Ayer llegamos a Eslovenia después de dos días de camino desde Dubrovnik. El primer día tomamos dirección norte hasta el desvío de Mostar-Sarajevo y nos adentramos en Bosnia. Llegamos sobre la 13:30 a Mostar y allí estuvimos recorriendo la ciudad antigua, recién reconstruida por completo después de la guerra incluyendo en famoso puente de Mostar. Allí se pueden ver fotografías de la ciudad antes y después del bombardeo que te dejan un nudo en el estómago, más aún viendo como esta gente intenta pasar página abriéndose al turismo y dando a la ciudad vida con todo tipo de negocios y actividades.
Almorzamos en Mostar el plato típico: Cevapi o salchichas a la bosnia y continuamos el camino a través de las montañas buscando la autopista de Zagreb, una vez en ella hicimos noche en Starigrad, junto al Parque Nacional de Paclenika.

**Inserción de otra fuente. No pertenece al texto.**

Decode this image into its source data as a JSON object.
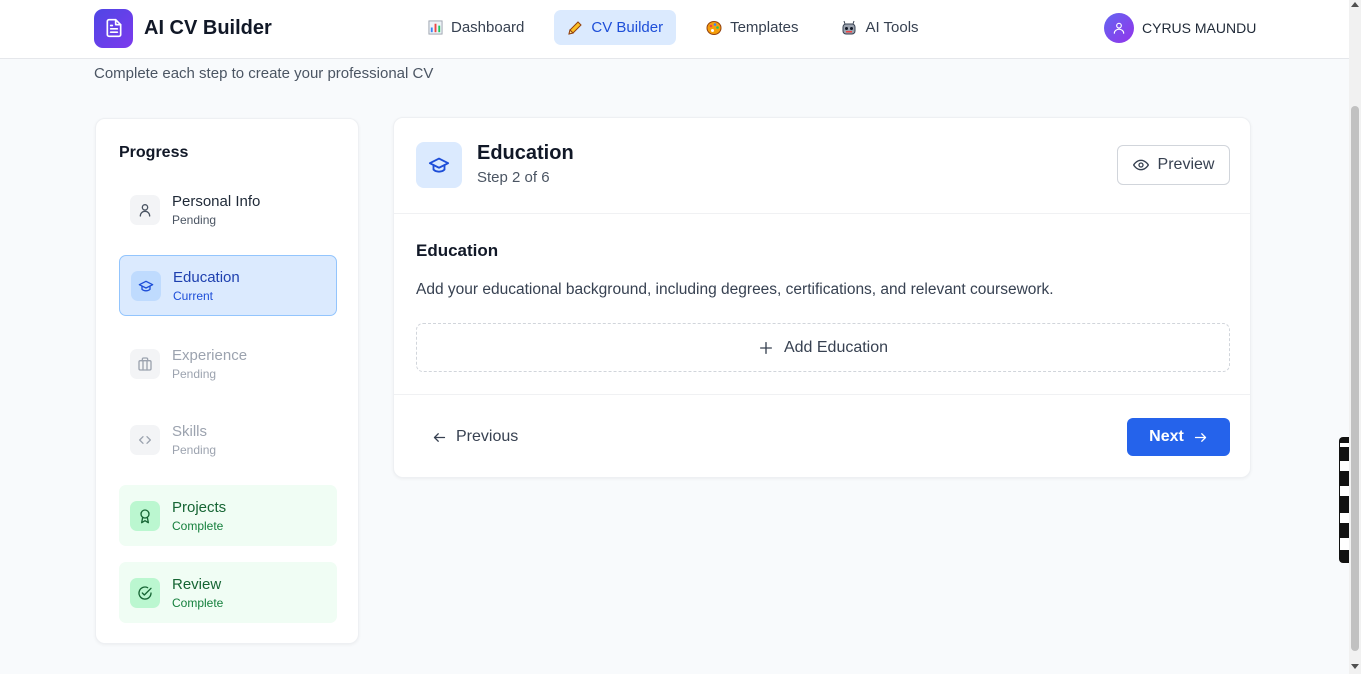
{
  "app": {
    "title": "AI CV Builder"
  },
  "nav": {
    "items": [
      {
        "label": "Dashboard",
        "icon": "bar-chart-icon",
        "active": false
      },
      {
        "label": "CV Builder",
        "icon": "pencil-icon",
        "active": true
      },
      {
        "label": "Templates",
        "icon": "palette-icon",
        "active": false
      },
      {
        "label": "AI Tools",
        "icon": "robot-icon",
        "active": false
      }
    ]
  },
  "user": {
    "name": "CYRUS MAUNDU"
  },
  "page": {
    "subtitle": "Complete each step to create your professional CV"
  },
  "sidebar": {
    "title": "Progress",
    "steps": [
      {
        "label": "Personal Info",
        "status": "Pending",
        "icon": "user-icon",
        "state": "pending"
      },
      {
        "label": "Education",
        "status": "Current",
        "icon": "graduation-cap-icon",
        "state": "current"
      },
      {
        "label": "Experience",
        "status": "Pending",
        "icon": "briefcase-icon",
        "state": "pending"
      },
      {
        "label": "Skills",
        "status": "Pending",
        "icon": "code-icon",
        "state": "pending"
      },
      {
        "label": "Projects",
        "status": "Complete",
        "icon": "award-icon",
        "state": "complete"
      },
      {
        "label": "Review",
        "status": "Complete",
        "icon": "check-circle-icon",
        "state": "complete"
      }
    ]
  },
  "main": {
    "header": {
      "title": "Education",
      "step": "Step 2 of 6",
      "preview_label": "Preview"
    },
    "section": {
      "title": "Education",
      "description": "Add your educational background, including degrees, certifications, and relevant coursework."
    },
    "add_label": "Add Education",
    "footer": {
      "previous_label": "Previous",
      "next_label": "Next"
    }
  },
  "colors": {
    "accent": "#2563eb",
    "brand_from": "#4f46e5",
    "brand_to": "#7c3aed",
    "complete": "#166534"
  }
}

Ayer continuamos el viaje rumbo a Eslovenia y a eso de las 15:30 estábamos paseando por Lubljana, capital del país. Ciudad pequeñita, agradable, limpia muy centroeuropea con un casco antiguo bonito y un castillo coronándolo. Llenamos las barrigas antes de pasear por él y probamos la cocina Eslovena, como Polenta con jamón del Karst y la Vácala (cordero guisado acompañado de verduras y pasta rellena… de muerte).
Ahora a ducharnos, que el día ha sido largo y lo vamos a despedir con una pequeña barbacoa.